Let
- $\Omega$ be a set
- $\mathcal S\subseteq2^\Omega$ with $\emptyset\in\mathcal S$
- $E$ be a normed $\mathbb R$-vector space
- $\mu:\mathcal S\to E$ be $\sigma$-additive, i.e. if $(A_n)_{n\in\mathbb N}\subseteq\mathcal S$ is disjoint with $\biguplus_{n\in\mathbb N}A_n\in\mathcal S$, then $$\mu\left(\biguplus_{n\in\mathbb N}A_n\right)=\sum_{n\in\mathbb N}\mu(A_n)\tag1$$
Now, let $$|\mu|(S):=\sup\left\{\sum_{i=1}^n\left\|\mu(S_i)\right\|_E:n\in\mathbb N\text{ and }S_1,\ldots,S_n\in\mathcal S\text{ are disjoint with }\biguplus_{i=1}^nS_i\subseteq S\right\}$$ for $S\in\mathcal S$ and$^1$ $$\left\|\mu\right\|:=\sup_{\left\|\varphi\right\|_{X'}\:\le\:1}|\varphi\circ\mu|\;.$$
It's easy to see that $$\left\|\mu\right\|\le|\mu|\;.\tag2$$
Assume $|\mu|(\Omega)<\infty$. Let $\nu:\mathcal S\to\mathbb R$ be $\sigma$-additive.
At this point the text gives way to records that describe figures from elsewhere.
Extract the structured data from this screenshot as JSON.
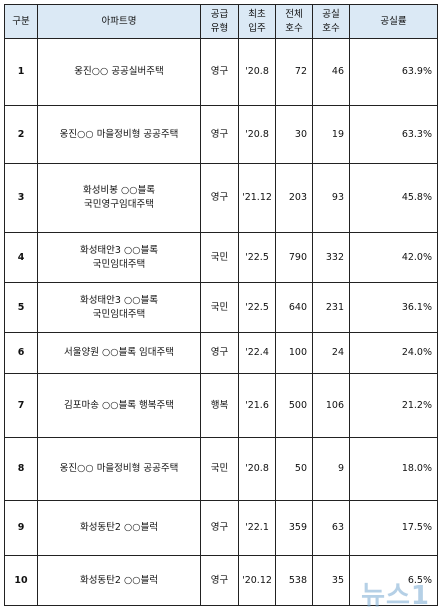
{
  "table": {
    "header": [
      [
        "구분"
      ],
      [
        "아파트명"
      ],
      [
        "공급",
        "유형"
      ],
      [
        "최초",
        "입주"
      ],
      [
        "전체",
        "호수"
      ],
      [
        "공실",
        "호수"
      ],
      [
        "공실률"
      ]
    ],
    "rows": [
      [
        "1",
        [
          "옹진○○ 공공실버주택"
        ],
        "영구",
        "'20.8",
        "72",
        "46",
        "63.9%"
      ],
      [
        "2",
        [
          "옹진○○ 마을정비형 공공주택"
        ],
        "영구",
        "'20.8",
        "30",
        "19",
        "63.3%"
      ],
      [
        "3",
        [
          "화성비봉 ○○블록",
          "국민영구임대주택"
        ],
        "영구",
        "'21.12",
        "203",
        "93",
        "45.8%"
      ],
      [
        "4",
        [
          "화성태안3 ○○블록",
          "국민임대주택"
        ],
        "국민",
        "'22.5",
        "790",
        "332",
        "42.0%"
      ],
      [
        "5",
        [
          "화성태안3 ○○블록",
          "국민임대주택"
        ],
        "국민",
        "'22.5",
        "640",
        "231",
        "36.1%"
      ],
      [
        "6",
        [
          "서울양원 ○○블록 임대주택"
        ],
        "영구",
        "'22.4",
        "100",
        "24",
        "24.0%"
      ],
      [
        "7",
        [
          "김포마송 ○○블록 행복주택"
        ],
        "행복",
        "'21.6",
        "500",
        "106",
        "21.2%"
      ],
      [
        "8",
        [
          "옹진○○ 마을정비형 공공주택"
        ],
        "국민",
        "'20.8",
        "50",
        "9",
        "18.0%"
      ],
      [
        "9",
        [
          "화성동탄2 ○○블럭"
        ],
        "영구",
        "'22.1",
        "359",
        "63",
        "17.5%"
      ],
      [
        "10",
        [
          "화성동탄2 ○○블럭"
        ],
        "영구",
        "'20.12",
        "538",
        "35",
        "6.5%"
      ]
    ]
  },
  "watermark": "뉴스1"
}
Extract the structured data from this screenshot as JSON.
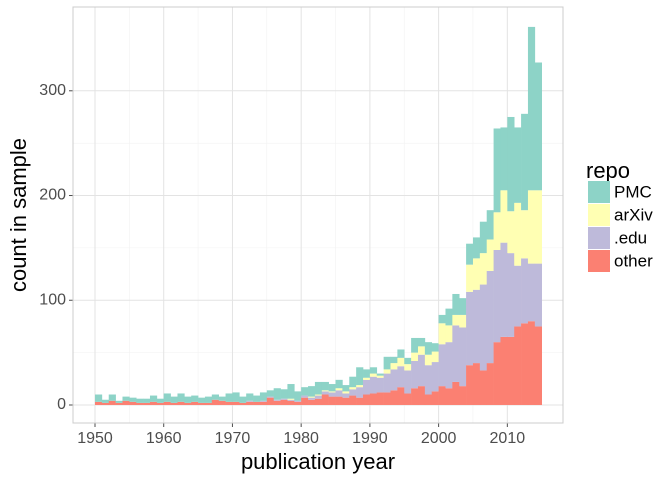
{
  "chart_data": {
    "type": "histogram",
    "x_label": "publication year",
    "y_label": "count in sample",
    "legend_title": "repo",
    "bins": [
      1950,
      1951,
      1952,
      1953,
      1954,
      1955,
      1956,
      1957,
      1958,
      1959,
      1960,
      1961,
      1962,
      1963,
      1964,
      1965,
      1966,
      1967,
      1968,
      1969,
      1970,
      1971,
      1972,
      1973,
      1974,
      1975,
      1976,
      1977,
      1978,
      1979,
      1980,
      1981,
      1982,
      1983,
      1984,
      1985,
      1986,
      1987,
      1988,
      1989,
      1990,
      1991,
      1992,
      1993,
      1994,
      1995,
      1996,
      1997,
      1998,
      1999,
      2000,
      2001,
      2002,
      2003,
      2004,
      2005,
      2006,
      2007,
      2008,
      2009,
      2010,
      2011,
      2012,
      2013,
      2014,
      2015
    ],
    "series": [
      {
        "name": "PMC",
        "color": "#8dd3c7",
        "values": [
          7,
          3,
          6,
          2,
          4,
          4,
          4,
          4,
          6,
          4,
          8,
          6,
          8,
          6,
          6,
          5,
          6,
          5,
          4,
          8,
          9,
          6,
          7,
          6,
          8,
          6,
          11,
          9,
          14,
          9,
          8,
          10,
          12,
          8,
          7,
          8,
          6,
          10,
          17,
          8,
          6,
          2,
          12,
          6,
          8,
          6,
          14,
          8,
          12,
          8,
          8,
          16,
          20,
          16,
          20,
          20,
          30,
          28,
          80,
          60,
          90,
          72,
          92,
          156,
          122
        ]
      },
      {
        "name": "arXiv",
        "color": "#ffffb3",
        "values": [
          0,
          0,
          0,
          0,
          0,
          0,
          0,
          0,
          0,
          0,
          0,
          0,
          0,
          0,
          0,
          0,
          0,
          0,
          0,
          0,
          0,
          0,
          0,
          0,
          0,
          0,
          0,
          0,
          1,
          0,
          0,
          1,
          1,
          1,
          1,
          2,
          2,
          2,
          2,
          2,
          3,
          2,
          4,
          6,
          8,
          6,
          8,
          8,
          10,
          10,
          20,
          16,
          10,
          12,
          26,
          30,
          30,
          30,
          36,
          50,
          40,
          60,
          46,
          70,
          70
        ]
      },
      {
        "name": ".edu",
        "color": "#bebada",
        "values": [
          0,
          0,
          0,
          0,
          0,
          0,
          0,
          0,
          0,
          0,
          0,
          0,
          0,
          0,
          0,
          0,
          0,
          0,
          0,
          0,
          0,
          0,
          1,
          0,
          1,
          1,
          1,
          1,
          1,
          1,
          2,
          2,
          3,
          3,
          4,
          6,
          4,
          6,
          10,
          14,
          16,
          14,
          18,
          20,
          20,
          22,
          26,
          30,
          28,
          28,
          40,
          44,
          54,
          56,
          70,
          70,
          82,
          88,
          88,
          90,
          80,
          58,
          62,
          55,
          60
        ]
      },
      {
        "name": "other",
        "color": "#fb8072",
        "values": [
          3,
          2,
          4,
          2,
          4,
          3,
          2,
          2,
          3,
          2,
          3,
          2,
          3,
          2,
          3,
          2,
          2,
          5,
          4,
          3,
          3,
          2,
          3,
          3,
          3,
          7,
          4,
          5,
          4,
          3,
          7,
          5,
          6,
          10,
          8,
          8,
          7,
          9,
          7,
          10,
          11,
          12,
          12,
          14,
          17,
          11,
          16,
          18,
          10,
          13,
          18,
          16,
          22,
          18,
          38,
          40,
          33,
          40,
          60,
          65,
          65,
          75,
          78,
          80,
          75
        ]
      }
    ],
    "xlim": [
      1946.8,
      2018.1
    ],
    "ylim": [
      -17.2,
      380
    ],
    "xticks": [
      1950,
      1960,
      1970,
      1980,
      1990,
      2000,
      2010
    ],
    "yticks": [
      0,
      100,
      200,
      300
    ],
    "grid": true
  }
}
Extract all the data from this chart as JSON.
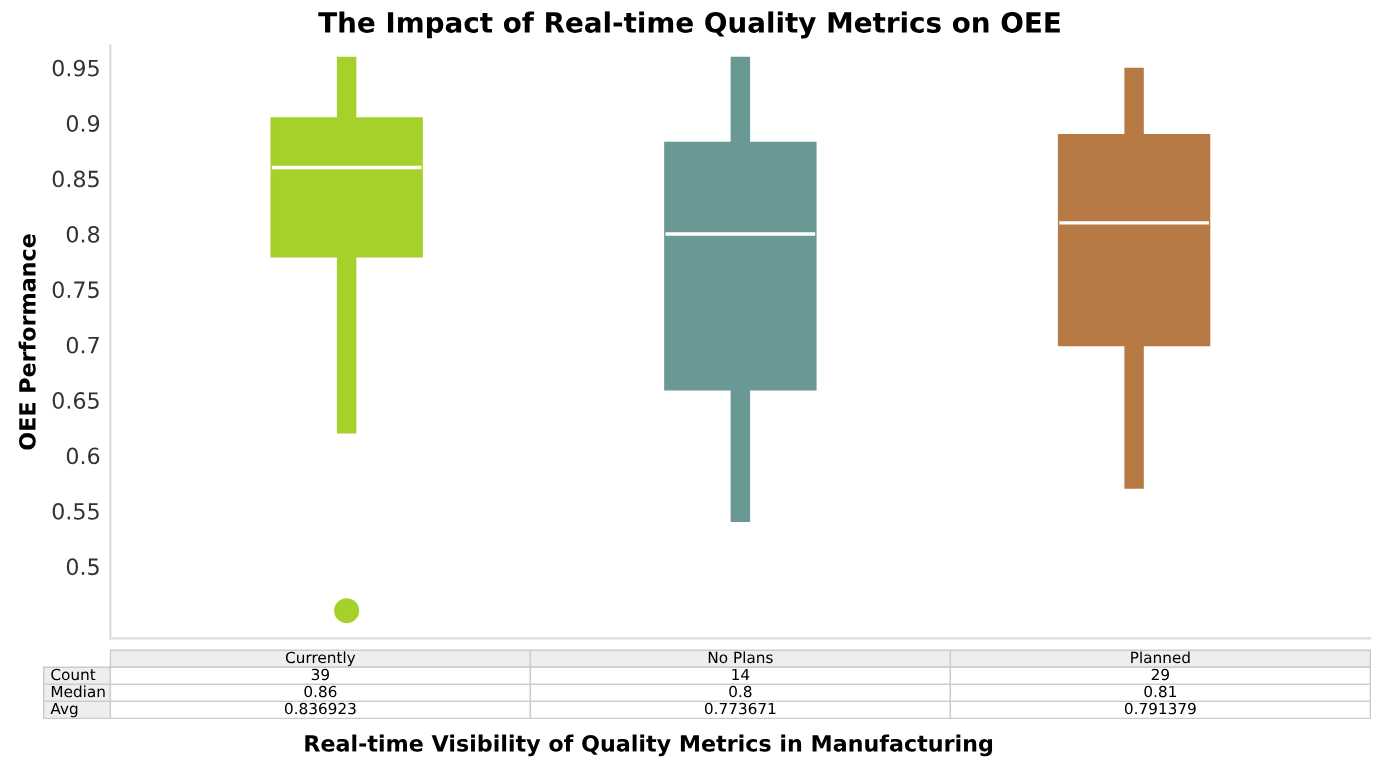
{
  "chart_data": {
    "type": "box",
    "title": "The Impact of Real-time Quality Metrics on OEE",
    "xlabel": "Real-time Visibility of Quality Metrics in Manufacturing",
    "ylabel": "OEE Performance",
    "categories": [
      "Currently",
      "No Plans",
      "Planned"
    ],
    "colors": [
      "#a6d12a",
      "#6a9894",
      "#b87a45"
    ],
    "boxes": [
      {
        "low": 0.62,
        "q1": 0.78,
        "median": 0.86,
        "q3": 0.904,
        "high": 0.96,
        "outliers": [
          0.46
        ]
      },
      {
        "low": 0.54,
        "q1": 0.66,
        "median": 0.8,
        "q3": 0.882,
        "high": 0.96
      },
      {
        "low": 0.57,
        "q1": 0.7,
        "median": 0.81,
        "q3": 0.889,
        "high": 0.95
      }
    ],
    "annotations": [
      "Count",
      "39",
      "14",
      "29",
      "Median",
      "0.86",
      "0.8",
      "0.81",
      "Avg",
      "0.836923",
      "0.773671",
      "0.791379"
    ],
    "ylim": [
      0.435,
      0.97
    ],
    "yticks": [
      0.5,
      0.55,
      0.6,
      0.65,
      0.7,
      0.75,
      0.8,
      0.85,
      0.9,
      0.95
    ],
    "grid": false
  }
}
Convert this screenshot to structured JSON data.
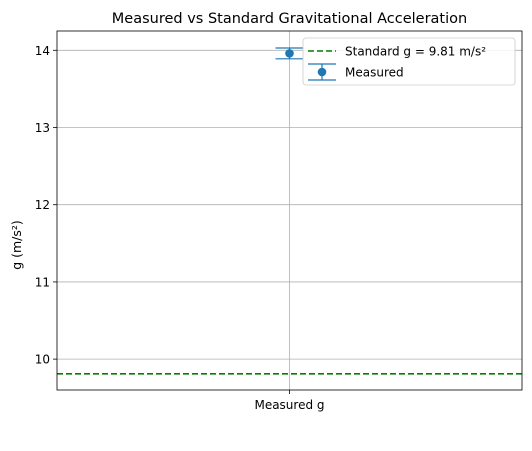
{
  "chart_data": {
    "type": "errorbar",
    "title": "Measured vs Standard Gravitational Acceleration",
    "xlabel": "",
    "ylabel": "g (m/s²)",
    "categories": [
      "Measured g"
    ],
    "ylim": [
      9.6,
      14.25
    ],
    "yticks": [
      10,
      11,
      12,
      13,
      14
    ],
    "grid": true,
    "series": [
      {
        "name": "Measured",
        "kind": "errorbar",
        "values": [
          13.96
        ],
        "yerr": [
          0.07
        ],
        "color": "#1f77b4"
      }
    ],
    "reference_lines": [
      {
        "name": "Standard g = 9.81 m/s²",
        "value": 9.81,
        "style": "dashed",
        "color": "#008000"
      }
    ],
    "legend": {
      "placement": "top-right",
      "entries": [
        "Standard g = 9.81 m/s²",
        "Measured"
      ]
    }
  }
}
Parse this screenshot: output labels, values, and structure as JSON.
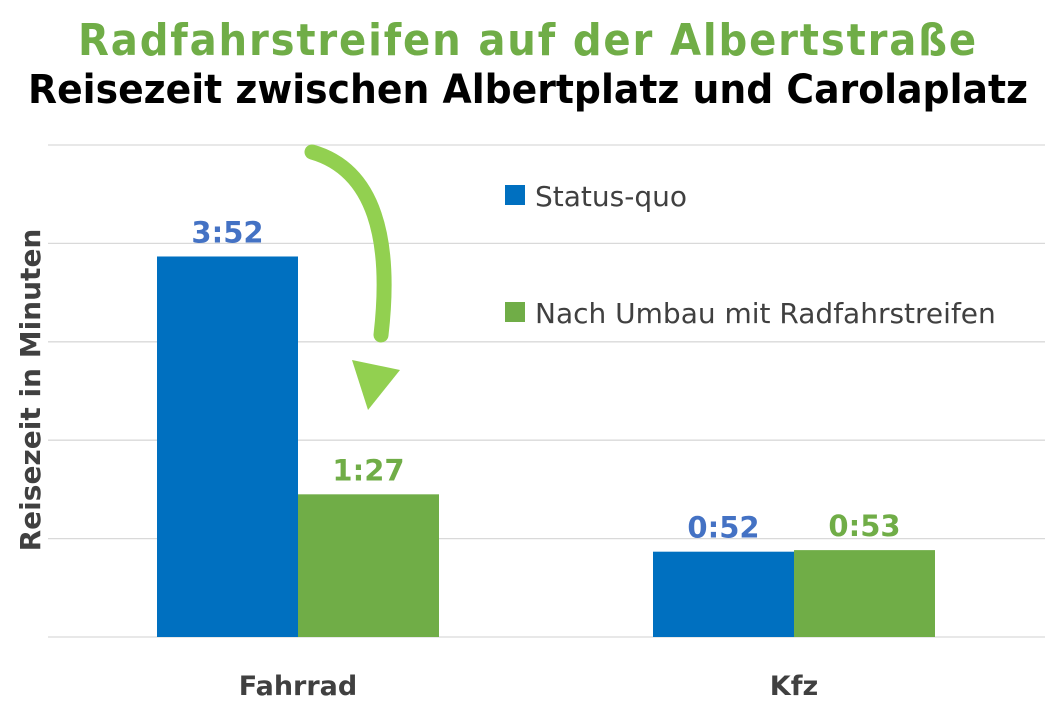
{
  "chart_data": {
    "type": "bar",
    "title": "Radfahrstreifen auf der Albertstraße",
    "subtitle": "Reisezeit zwischen Albertplatz und Carolaplatz",
    "ylabel": "Reisezeit in Minuten",
    "xlabel": "",
    "categories": [
      "Fahrrad",
      "Kfz"
    ],
    "ylim": [
      0,
      5
    ],
    "grid": true,
    "legend_position": "top-right",
    "series": [
      {
        "name": "Status-quo",
        "color": "#0070C0",
        "values": [
          3.867,
          0.867
        ],
        "labels": [
          "3:52",
          "0:52"
        ]
      },
      {
        "name": "Nach Umbau mit Radfahrstreifen",
        "color": "#70AD47",
        "values": [
          1.45,
          0.883
        ],
        "labels": [
          "1:27",
          "0:53"
        ]
      }
    ],
    "annotations": [
      {
        "type": "arrow",
        "color": "#92D050",
        "from_series": 0,
        "to_series": 1,
        "category": "Fahrrad"
      }
    ]
  },
  "colors": {
    "title": "#70AD47",
    "subtitle": "#000000",
    "label_blue": "#4472C4",
    "label_green": "#70AD47",
    "grid": "#D9D9D9",
    "axis_text": "#404040"
  }
}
I want to show that $$|\mu|=\nu\tag3$$ if and only if $$\left\|\mu\right\|\le\nu\tag4$$ and $$\nu\le\lambda\;\;\;\text{for all }\sigma\text{-additive }\lambda:\mathcal S\to\mathbb R\text{ with }\left\|\mu\right\|\le\lambda\tag5\;.$$
How can we show that? For example, in the direction "$\Rightarrow$", $(4)$ holds by $(2)$, but how can we show $(5)$? If we fix such a $\lambda$ and assume $|\mu|>\lambda$, are we able to deduce a contradiction? Clearly, we obtain $|\mu|>\left\|\mu\right\|$ ... Maybe we can find a $S\in\mathcal S$ with $|\mu|(S)=\left\|\mu\right\|(S)$ and obtain the contradiction in that way ...
$^1$ Note that the used notation is common for the total variation $|\mu|$ and semivariation $\left\|\mu\right\|$ of $\mu$. However, be careful and, for example, don't confuse the mapping $\mathcal S\ni S\mapsto|(\varphi\circ\mu)(S)|$ with the total variation $|\varphi\circ\mu|$ of $\varphi\circ\mu$. The same care is necessary in the distinction of $\mathcal S\ni S\mapsto\left\|\mu(S)\right\|_E$ and the semivariation $\left\|\mu\right\|$ of $\mu$.